Gli investitori retail sono diventati impazienti dopo che il token non è riuscito ripetutamente a mantenersi sopra gli 80.000 dollari durante il mese di maggio. Timothy Misir della società di ricerca BRN ha affermato che i riscatti non significano che le grandi istituzioni stiano abbandonando le criptovalute, e ha sottolineato che gli afflussi annuali si sono molto assottigliati ma sono rimasti in territorio positivo.
Santiment ha osservato che in precedenza nel ciclo si era verificato il contrario. Afflussi superiori a 1,2 miliardi di dollari lo scorso ottobre e un’altra ondata a metà gennaio sono arrivati poco prima dei massimi locali di prezzo, e inversioni brusche hanno seguito ciascuno di quei picchi nel giro di poche settimane.

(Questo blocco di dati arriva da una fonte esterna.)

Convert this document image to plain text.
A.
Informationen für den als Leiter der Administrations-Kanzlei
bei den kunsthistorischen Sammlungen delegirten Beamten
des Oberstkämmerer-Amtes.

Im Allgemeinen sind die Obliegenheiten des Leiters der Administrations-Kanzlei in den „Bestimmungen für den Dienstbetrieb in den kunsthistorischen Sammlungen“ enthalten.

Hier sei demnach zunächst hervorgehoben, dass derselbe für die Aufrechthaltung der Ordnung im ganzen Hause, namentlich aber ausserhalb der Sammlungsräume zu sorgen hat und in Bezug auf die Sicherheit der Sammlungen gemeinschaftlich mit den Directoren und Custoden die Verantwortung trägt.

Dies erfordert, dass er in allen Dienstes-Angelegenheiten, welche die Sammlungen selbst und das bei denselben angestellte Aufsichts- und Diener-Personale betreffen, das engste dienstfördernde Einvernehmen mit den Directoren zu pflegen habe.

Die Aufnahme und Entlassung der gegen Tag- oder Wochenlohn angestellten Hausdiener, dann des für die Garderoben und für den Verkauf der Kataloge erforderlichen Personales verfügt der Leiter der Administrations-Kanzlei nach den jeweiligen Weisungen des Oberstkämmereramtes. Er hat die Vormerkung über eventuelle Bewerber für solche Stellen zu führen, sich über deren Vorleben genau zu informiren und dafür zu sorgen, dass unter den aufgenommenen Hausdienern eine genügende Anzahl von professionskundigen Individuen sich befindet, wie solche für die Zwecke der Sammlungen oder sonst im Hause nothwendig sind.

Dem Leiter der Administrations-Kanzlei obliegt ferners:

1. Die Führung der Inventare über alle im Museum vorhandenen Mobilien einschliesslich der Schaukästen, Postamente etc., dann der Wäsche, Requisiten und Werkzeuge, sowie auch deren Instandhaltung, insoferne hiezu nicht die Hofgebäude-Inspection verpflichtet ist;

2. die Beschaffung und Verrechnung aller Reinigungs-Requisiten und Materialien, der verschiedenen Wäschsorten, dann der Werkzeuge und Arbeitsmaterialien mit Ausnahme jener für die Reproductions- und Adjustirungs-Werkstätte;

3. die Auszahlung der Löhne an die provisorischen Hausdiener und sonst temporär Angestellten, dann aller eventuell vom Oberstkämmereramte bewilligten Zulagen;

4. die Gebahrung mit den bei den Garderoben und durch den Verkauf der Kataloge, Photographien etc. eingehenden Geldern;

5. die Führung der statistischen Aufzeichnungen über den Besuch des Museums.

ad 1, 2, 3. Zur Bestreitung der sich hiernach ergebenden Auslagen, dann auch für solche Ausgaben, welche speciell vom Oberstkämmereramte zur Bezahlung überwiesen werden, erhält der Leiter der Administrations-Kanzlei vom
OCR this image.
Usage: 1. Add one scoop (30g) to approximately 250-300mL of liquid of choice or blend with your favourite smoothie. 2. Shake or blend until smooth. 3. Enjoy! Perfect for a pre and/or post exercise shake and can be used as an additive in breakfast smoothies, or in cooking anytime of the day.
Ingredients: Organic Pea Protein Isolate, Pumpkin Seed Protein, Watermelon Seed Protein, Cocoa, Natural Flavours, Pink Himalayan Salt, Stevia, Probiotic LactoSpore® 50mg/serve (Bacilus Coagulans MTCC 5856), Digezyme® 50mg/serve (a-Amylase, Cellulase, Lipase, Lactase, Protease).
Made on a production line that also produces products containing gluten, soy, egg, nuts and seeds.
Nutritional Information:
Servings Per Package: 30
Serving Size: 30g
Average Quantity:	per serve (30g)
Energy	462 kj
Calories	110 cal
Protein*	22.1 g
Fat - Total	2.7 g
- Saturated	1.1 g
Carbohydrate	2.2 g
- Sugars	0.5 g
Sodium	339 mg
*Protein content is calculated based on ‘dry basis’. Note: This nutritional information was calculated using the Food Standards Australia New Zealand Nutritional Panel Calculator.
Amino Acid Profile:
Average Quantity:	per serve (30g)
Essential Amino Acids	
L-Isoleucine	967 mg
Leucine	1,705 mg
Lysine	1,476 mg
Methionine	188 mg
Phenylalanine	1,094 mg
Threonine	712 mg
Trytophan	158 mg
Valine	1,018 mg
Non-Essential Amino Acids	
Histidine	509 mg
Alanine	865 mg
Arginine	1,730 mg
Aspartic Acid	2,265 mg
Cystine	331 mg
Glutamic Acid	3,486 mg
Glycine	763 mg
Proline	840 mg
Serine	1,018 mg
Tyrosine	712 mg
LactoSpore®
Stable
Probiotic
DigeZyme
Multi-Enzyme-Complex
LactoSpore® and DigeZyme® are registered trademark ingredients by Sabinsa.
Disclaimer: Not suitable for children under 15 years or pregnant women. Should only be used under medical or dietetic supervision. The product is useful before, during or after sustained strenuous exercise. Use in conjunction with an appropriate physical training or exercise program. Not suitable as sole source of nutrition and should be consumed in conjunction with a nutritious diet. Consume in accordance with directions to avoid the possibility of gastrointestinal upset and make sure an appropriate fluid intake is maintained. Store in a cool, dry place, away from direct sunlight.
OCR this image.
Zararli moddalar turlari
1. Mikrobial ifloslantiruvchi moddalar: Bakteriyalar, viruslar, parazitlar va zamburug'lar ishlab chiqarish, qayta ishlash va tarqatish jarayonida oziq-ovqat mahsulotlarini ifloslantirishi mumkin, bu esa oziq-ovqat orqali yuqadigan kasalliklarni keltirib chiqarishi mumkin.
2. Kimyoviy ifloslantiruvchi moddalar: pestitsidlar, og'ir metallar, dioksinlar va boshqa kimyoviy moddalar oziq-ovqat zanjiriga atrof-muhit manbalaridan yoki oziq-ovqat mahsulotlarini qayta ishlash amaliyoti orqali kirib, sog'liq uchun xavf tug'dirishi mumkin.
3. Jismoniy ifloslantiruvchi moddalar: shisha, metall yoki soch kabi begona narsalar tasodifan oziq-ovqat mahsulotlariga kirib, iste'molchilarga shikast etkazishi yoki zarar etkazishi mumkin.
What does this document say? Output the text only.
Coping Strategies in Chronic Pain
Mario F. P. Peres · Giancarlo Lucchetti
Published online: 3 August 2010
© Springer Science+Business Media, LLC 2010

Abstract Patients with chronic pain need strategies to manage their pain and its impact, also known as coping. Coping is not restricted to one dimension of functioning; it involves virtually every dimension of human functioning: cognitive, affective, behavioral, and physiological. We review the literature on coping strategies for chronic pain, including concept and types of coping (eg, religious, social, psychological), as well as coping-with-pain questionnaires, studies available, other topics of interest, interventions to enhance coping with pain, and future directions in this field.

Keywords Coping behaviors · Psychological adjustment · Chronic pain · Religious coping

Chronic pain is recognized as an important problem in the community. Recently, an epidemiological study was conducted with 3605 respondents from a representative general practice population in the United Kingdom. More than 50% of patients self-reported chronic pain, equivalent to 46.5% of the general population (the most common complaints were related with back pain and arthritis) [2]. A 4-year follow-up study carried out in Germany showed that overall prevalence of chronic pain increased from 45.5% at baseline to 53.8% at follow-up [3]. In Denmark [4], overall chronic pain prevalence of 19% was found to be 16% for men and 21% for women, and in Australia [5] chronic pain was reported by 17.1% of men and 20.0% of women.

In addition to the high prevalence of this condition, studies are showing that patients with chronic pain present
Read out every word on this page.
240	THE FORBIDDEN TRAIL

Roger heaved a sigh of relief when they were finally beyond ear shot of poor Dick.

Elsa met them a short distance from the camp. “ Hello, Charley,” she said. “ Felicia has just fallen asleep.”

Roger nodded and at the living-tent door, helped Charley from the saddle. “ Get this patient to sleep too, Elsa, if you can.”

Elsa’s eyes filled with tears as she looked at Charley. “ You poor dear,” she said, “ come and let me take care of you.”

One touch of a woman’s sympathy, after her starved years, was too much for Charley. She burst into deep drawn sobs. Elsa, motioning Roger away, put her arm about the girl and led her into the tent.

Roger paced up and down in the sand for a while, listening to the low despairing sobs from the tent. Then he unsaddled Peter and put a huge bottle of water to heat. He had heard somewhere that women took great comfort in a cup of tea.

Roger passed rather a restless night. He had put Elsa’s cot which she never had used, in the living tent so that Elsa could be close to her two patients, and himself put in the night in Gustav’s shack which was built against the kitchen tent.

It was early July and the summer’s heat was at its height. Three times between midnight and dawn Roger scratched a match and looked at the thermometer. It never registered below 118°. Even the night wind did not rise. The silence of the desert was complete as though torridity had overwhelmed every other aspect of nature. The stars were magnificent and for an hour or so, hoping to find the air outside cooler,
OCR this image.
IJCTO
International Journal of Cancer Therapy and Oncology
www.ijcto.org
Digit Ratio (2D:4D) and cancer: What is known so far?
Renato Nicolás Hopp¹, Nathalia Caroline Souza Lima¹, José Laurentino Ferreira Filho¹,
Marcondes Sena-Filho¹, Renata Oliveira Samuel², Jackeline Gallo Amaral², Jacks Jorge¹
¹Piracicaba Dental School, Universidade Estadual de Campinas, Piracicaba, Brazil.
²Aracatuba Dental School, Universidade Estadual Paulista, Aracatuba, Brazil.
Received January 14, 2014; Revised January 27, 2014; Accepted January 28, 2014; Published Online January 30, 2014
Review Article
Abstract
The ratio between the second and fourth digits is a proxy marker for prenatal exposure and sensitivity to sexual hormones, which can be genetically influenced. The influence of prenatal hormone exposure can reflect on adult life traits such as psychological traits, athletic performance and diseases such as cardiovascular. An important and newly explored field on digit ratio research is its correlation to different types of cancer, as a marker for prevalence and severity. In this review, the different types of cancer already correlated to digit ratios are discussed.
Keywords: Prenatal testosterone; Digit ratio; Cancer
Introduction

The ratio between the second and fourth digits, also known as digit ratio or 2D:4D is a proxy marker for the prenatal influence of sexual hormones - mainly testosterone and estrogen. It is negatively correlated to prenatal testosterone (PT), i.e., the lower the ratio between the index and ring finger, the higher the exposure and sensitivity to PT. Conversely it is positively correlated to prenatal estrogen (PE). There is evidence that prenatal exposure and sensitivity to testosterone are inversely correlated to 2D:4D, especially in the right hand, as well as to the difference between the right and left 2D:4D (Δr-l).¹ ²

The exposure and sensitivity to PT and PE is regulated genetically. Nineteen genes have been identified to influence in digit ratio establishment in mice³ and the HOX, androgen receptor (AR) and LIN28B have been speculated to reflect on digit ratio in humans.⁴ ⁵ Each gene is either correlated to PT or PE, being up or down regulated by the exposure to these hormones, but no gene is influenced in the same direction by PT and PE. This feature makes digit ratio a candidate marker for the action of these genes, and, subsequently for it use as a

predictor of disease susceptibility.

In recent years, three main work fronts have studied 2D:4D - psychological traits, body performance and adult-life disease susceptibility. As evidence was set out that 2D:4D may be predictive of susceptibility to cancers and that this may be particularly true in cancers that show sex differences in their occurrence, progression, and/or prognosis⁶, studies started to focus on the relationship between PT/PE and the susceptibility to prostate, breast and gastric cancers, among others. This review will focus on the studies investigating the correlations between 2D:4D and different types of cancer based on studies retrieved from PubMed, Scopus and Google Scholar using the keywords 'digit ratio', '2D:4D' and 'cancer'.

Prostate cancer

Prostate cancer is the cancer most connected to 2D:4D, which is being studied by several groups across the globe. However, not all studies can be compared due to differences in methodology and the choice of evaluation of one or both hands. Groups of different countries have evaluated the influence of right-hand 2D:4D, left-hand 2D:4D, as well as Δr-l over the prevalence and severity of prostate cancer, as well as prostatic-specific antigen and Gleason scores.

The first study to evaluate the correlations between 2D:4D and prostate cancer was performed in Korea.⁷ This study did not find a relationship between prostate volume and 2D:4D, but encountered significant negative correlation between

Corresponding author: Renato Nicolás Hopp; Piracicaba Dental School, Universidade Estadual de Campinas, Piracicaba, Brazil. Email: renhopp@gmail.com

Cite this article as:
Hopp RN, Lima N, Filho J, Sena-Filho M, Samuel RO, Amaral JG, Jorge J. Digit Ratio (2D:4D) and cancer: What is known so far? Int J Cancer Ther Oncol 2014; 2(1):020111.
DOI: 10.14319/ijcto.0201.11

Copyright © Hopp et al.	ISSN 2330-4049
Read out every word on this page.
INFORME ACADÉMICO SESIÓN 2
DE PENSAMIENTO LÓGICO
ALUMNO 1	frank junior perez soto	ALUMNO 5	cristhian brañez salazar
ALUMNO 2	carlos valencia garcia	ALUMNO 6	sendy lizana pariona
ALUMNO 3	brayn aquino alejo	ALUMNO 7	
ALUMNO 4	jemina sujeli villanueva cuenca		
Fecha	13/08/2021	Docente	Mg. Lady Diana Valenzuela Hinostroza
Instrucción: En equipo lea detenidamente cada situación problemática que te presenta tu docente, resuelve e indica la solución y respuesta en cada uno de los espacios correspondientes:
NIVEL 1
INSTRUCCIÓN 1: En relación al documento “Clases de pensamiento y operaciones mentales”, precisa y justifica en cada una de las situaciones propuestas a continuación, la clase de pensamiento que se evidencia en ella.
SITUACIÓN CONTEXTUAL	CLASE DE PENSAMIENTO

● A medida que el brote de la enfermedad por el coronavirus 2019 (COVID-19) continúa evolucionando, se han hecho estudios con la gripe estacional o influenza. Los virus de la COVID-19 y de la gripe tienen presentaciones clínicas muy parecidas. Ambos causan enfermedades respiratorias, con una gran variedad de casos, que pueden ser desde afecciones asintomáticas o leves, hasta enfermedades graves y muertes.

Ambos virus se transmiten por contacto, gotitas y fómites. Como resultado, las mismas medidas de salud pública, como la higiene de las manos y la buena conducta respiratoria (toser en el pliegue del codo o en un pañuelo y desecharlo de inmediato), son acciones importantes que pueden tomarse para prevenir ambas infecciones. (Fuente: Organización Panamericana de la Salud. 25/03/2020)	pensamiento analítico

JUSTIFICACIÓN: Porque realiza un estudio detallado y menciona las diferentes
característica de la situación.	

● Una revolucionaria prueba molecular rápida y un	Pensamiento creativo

La piattaforma descrive i forti flussi sugli ETF come un segnale contrarian che tende a muoversi in senso opposto rispetto al sentiment della massa.
Il calo di Bitcoin a maggio
Nel mese di maggio Bitcoin ha trascorso diverse settimane in un lento movimento discendente dai livelli alti dei 70.000 dollari, toccando circa 79.052 dollari il 16 maggio prima di scivolare di nuovo. Il token ora è scambiato a circa il 30% in meno rispetto a un anno fa, sotto pressione per un contesto macroeconomico più debole e per flussi prudenti sugli asset rischiosi. L’attuale serie di deflussi, la più lunga da quando i fondi sono stati lanciati, risale ai primi di maggio, con l’area dei 73.000 dollari che finora ha retto come prima linea di supporto per i compratori.